Joachim Klement, head of strategy at investment bank Liberum Capital, agrees that bond yields are "permanently down", but he believes that premising any alternative strategy on demographic trends is "nearly impossible". He says, "Demographic changes happen very slowly. You have a 20- to 30-year trend that is overlaid by three-, four-, five-year events, where investors are attempting to follow a signal that is five times smaller than the noise in the market."

Demographic changes happen very slowly. You have a 20- to 30-year trend that is overlaid by three-, four-, five-year events, where investors are attempting to follow a signal that is five times smaller than the noise in the market.

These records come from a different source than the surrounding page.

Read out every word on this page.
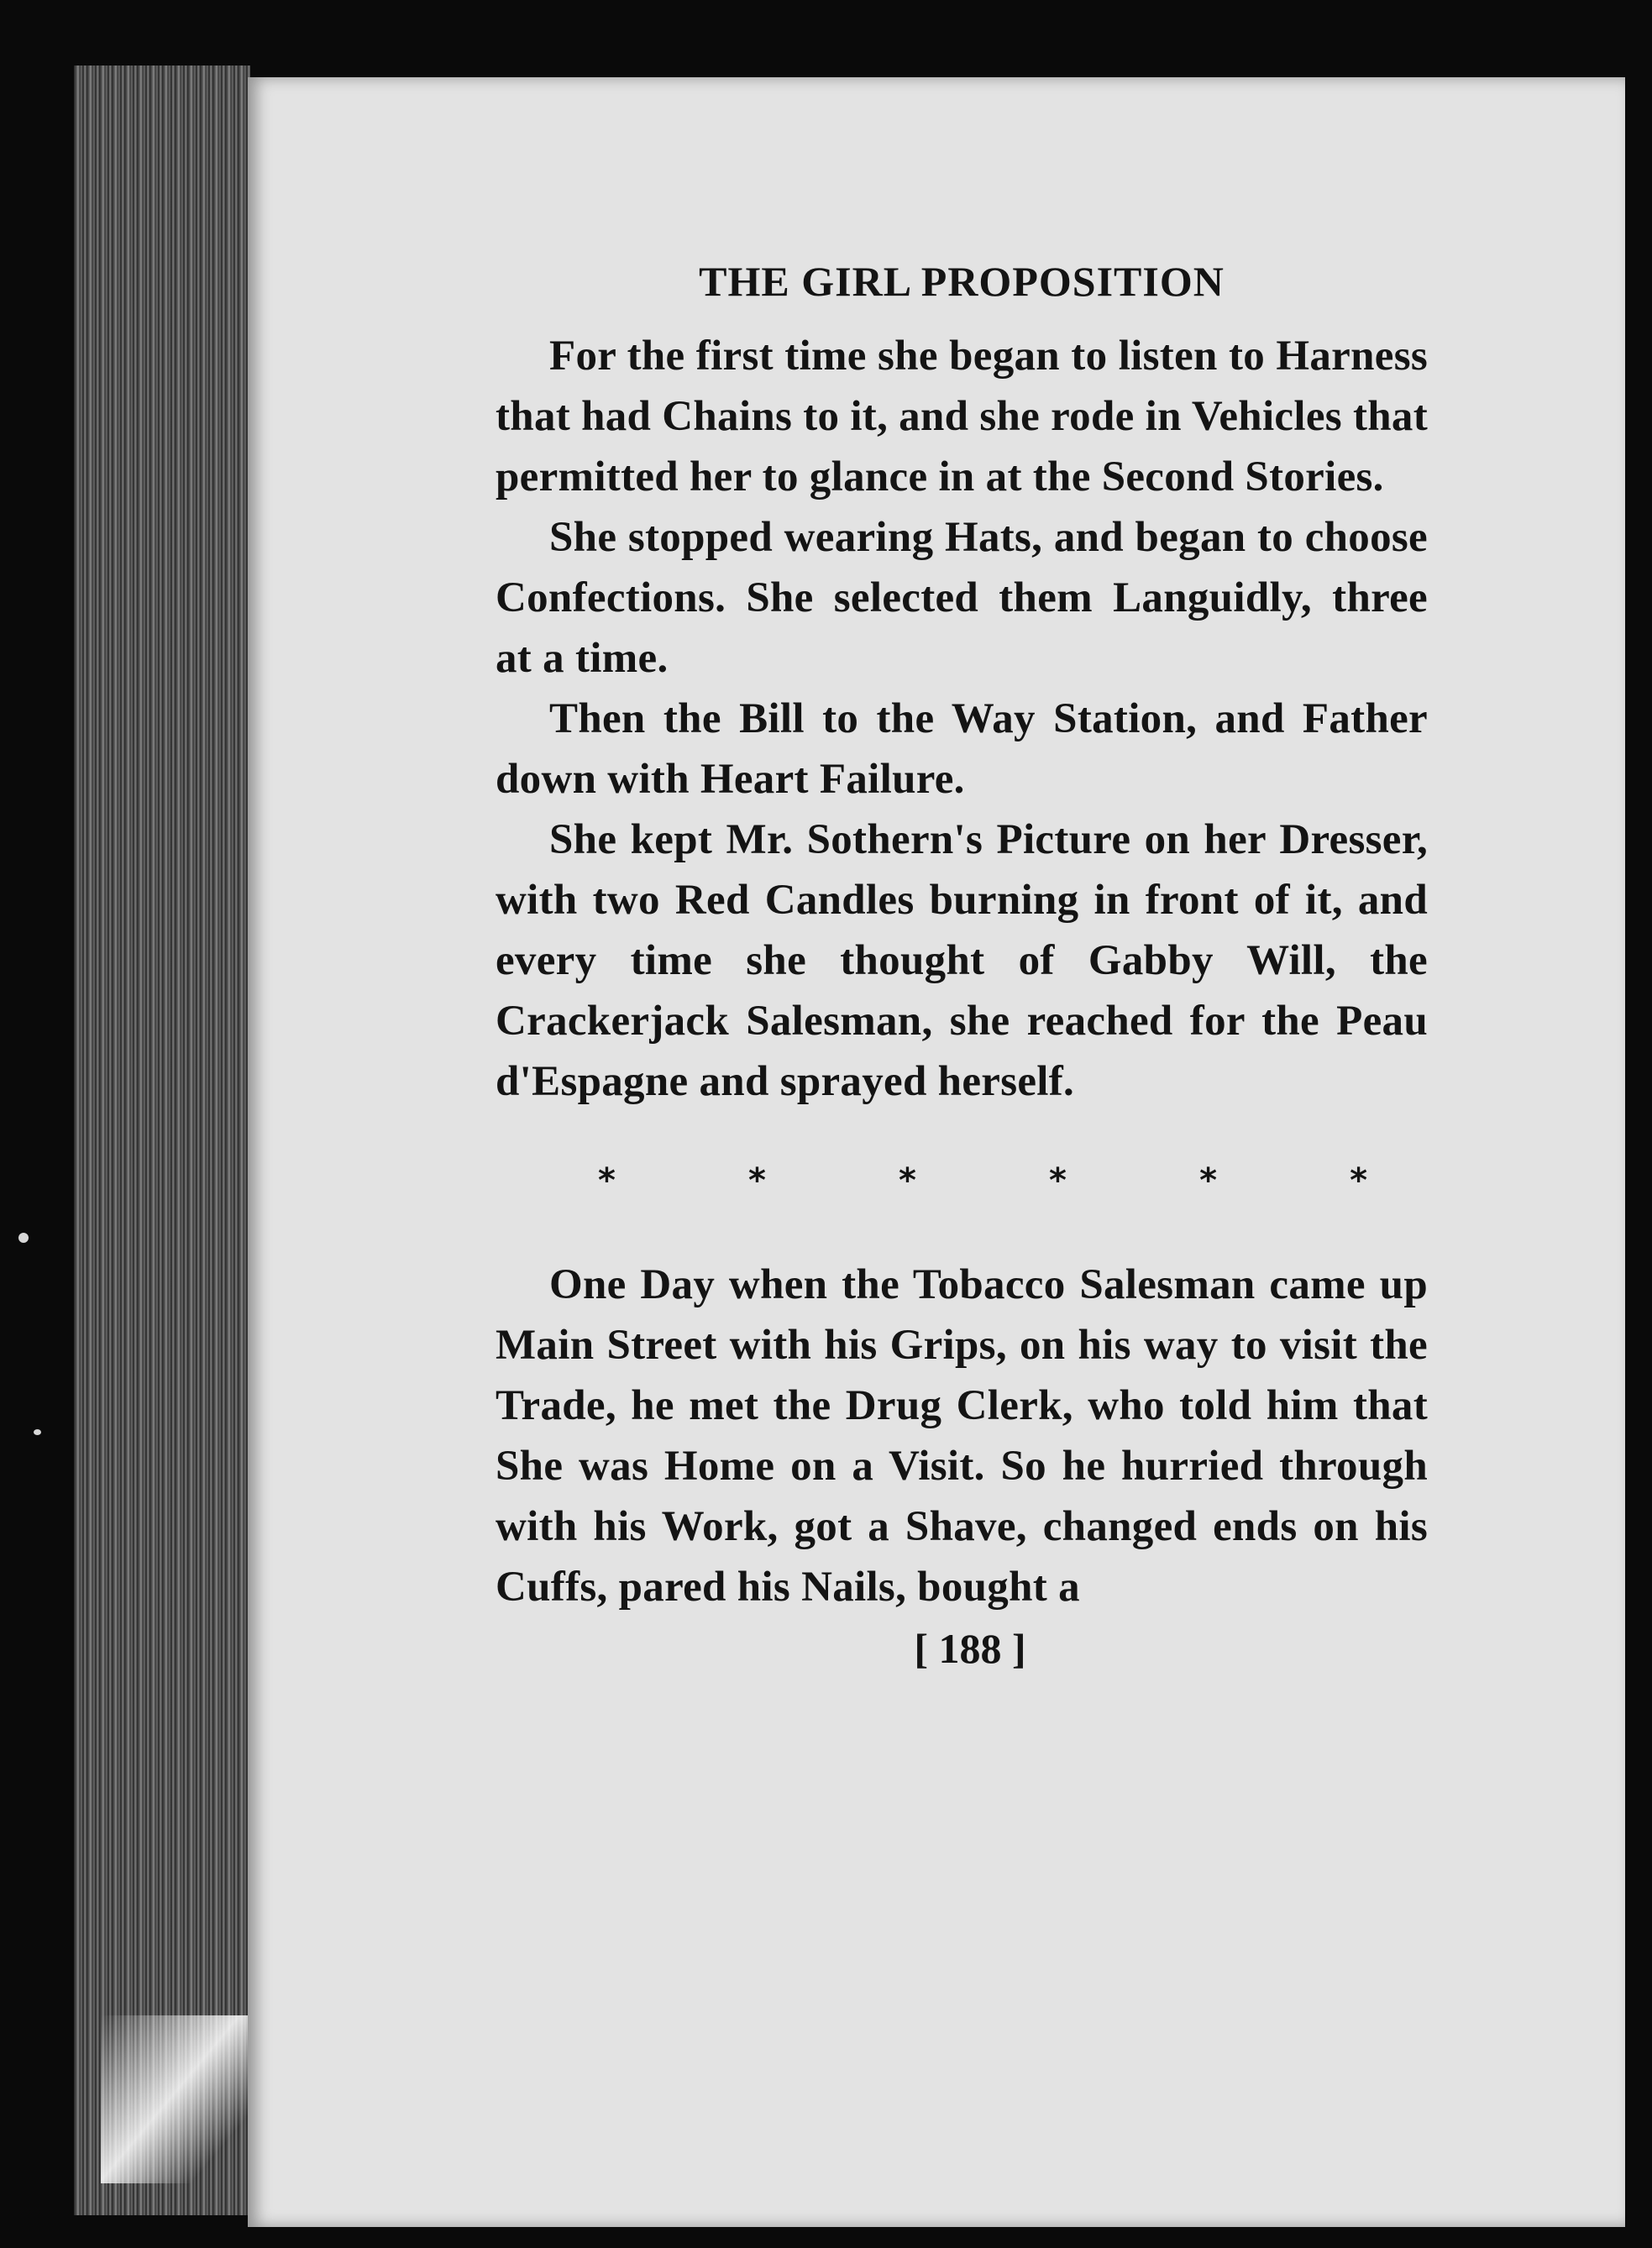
THE GIRL PROPOSITION

For the first time she began to listen to Harness that had Chains to it, and she rode in Vehicles that permitted her to glance in at the Second Stories.

She stopped wearing Hats, and began to choose Confections. She selected them Languidly, three at a time.

Then the Bill to the Way Station, and Father down with Heart Failure.

She kept Mr. Sothern's Picture on her Dresser, with two Red Candles burning in front of it, and every time she thought of Gabby Will, the Crackerjack Salesman, she reached for the Peau d'Espagne and sprayed herself.

*	*	*	*	*	*

One Day when the Tobacco Salesman came up Main Street with his Grips, on his way to visit the Trade, he met the Drug Clerk, who told him that She was Home on a Visit. So he hurried through with his Work, got a Shave, changed ends on his Cuffs, pared his Nails, bought a

[ 188 ]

Joachim Klement, Head of strategy at investment bank Liberum Capital

Nevertheless, we are already confronted with a society that is older than a generation ago, and getting older. For Baroness Altmann, this creates a whole set of needs for the aging, whether for personal services such as "physical or mental health, keeping fit, beauty and skin management", or financial ones. She cites as an example of the latter mortgages that help people borrow into later life and assume their pension income is an adequate substitute for employment income. Although these exist, they are expensive relative to the other products on the market, "and I don’t believe they reflect the low risk of older borrowers relative to those of younger ages".

As Mark Twain said, it’s difficult to make predictions, particularly about the future. However, key drivers are already unfolding, such as aging populations, climate change and the technological revolution. The question we still have to resolve is how these translate into financial pathways to longer but no less enjoyable lives.